|Ph.D Student||Shlomo Israelit|
|Subject||Analysis of Spontaneous Activity in Large Random Neural|
|Department||Department of Medicine||Supervisor||Full Professor Marom Shimon|
This research is concerned with how the molecular mechanisms manifest itself in the activity of neurons within their networks.
Neurons within networks are driven to fire by connections with other members of the networks, and their firing patterns reflect interactions between the dynamics of the network and their intrinsic cellular excitability properties.
The present study describes the statistical properties of the firing patterns of a single neuron in an ex-vivo developing cortical network. The cortical neurons were taken from newborn rats. The neurons were plated on multi electrode array culture dishes. Each electrode had a diameter of 30 micrometer, with 200 micrometer separating each electrode from the nearest electrodes. The cultures were kept for two weeks before recording. During this period the neurons arranged to form a random neural network with strong connectivity and a rich repertoire of electrical activity.

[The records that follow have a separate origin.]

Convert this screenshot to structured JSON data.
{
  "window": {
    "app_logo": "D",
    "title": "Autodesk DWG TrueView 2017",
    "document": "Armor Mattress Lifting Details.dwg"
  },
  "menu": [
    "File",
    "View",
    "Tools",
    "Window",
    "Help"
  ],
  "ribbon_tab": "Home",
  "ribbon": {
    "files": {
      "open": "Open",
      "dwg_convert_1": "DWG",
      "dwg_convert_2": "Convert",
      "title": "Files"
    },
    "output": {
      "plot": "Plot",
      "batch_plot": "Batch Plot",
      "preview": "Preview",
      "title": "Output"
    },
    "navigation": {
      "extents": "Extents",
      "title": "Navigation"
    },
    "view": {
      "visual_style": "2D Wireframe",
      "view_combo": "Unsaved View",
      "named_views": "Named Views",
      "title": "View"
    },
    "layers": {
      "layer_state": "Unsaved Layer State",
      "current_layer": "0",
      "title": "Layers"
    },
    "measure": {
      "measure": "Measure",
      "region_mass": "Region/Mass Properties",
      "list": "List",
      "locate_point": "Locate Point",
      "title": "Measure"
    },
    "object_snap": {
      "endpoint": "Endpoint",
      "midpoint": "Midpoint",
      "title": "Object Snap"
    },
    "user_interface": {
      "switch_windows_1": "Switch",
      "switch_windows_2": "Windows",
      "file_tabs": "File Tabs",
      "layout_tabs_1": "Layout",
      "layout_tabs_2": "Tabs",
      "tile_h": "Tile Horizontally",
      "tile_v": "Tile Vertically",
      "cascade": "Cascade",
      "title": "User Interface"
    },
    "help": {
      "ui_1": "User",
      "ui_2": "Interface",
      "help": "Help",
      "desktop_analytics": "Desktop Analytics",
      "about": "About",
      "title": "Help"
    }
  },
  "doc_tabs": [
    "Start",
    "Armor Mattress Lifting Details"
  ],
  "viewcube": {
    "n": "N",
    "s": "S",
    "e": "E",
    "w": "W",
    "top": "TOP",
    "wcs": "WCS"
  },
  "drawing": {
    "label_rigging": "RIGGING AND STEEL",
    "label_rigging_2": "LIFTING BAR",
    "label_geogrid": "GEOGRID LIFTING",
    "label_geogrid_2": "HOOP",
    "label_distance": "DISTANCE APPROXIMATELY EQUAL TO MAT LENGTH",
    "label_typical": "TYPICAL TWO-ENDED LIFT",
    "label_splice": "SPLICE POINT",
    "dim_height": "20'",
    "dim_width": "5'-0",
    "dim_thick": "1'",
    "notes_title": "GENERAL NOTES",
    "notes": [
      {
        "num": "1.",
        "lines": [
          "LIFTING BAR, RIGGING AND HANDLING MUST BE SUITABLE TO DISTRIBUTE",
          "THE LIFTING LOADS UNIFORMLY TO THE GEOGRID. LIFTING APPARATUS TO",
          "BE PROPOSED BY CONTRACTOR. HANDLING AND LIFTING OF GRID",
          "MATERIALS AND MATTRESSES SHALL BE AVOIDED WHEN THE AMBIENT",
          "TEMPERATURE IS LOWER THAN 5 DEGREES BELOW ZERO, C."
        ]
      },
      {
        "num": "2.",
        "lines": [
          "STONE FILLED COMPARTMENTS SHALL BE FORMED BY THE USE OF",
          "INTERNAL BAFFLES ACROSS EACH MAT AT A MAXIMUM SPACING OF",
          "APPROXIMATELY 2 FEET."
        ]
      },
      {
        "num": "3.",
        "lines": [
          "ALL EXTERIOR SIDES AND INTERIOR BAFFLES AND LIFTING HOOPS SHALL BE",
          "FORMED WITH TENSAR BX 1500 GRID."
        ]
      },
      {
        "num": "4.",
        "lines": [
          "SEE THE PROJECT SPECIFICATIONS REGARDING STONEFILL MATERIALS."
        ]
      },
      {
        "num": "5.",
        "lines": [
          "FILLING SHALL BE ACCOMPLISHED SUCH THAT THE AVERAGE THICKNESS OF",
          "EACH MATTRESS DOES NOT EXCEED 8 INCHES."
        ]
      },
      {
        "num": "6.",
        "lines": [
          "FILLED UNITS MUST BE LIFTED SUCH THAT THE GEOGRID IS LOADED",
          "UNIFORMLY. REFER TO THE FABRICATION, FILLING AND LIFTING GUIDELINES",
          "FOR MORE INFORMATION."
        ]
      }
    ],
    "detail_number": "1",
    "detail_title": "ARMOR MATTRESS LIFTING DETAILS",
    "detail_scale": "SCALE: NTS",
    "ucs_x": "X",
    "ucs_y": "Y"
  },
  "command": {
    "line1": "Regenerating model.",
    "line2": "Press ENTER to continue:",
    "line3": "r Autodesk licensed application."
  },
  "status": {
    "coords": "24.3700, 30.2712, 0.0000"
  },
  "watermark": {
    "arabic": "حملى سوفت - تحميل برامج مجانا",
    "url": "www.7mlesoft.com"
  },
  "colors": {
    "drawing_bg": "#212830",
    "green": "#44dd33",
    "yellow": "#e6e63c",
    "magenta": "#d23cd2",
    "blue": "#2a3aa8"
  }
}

Stable recording for hours from the electrode array was performed.
Statistical analysis was preformed, in order to reveal long-term spatial correlations in the firing pattern of a single neuron. The analysis used fractal analysis techniques namely Fano factor, Allan factor and multi-scale inter event fluctuation function.
Using these techniques we were able to show that the spontaneous neural activity showed complex (fractal) statistical properties.
These results demonstrate that the pattern of the spontaneous activity, of a large random neural network, is not random, but characterized by complex statistical properties, with self-similarity.
These properties suggest the presence of spatial correlations over many time scales.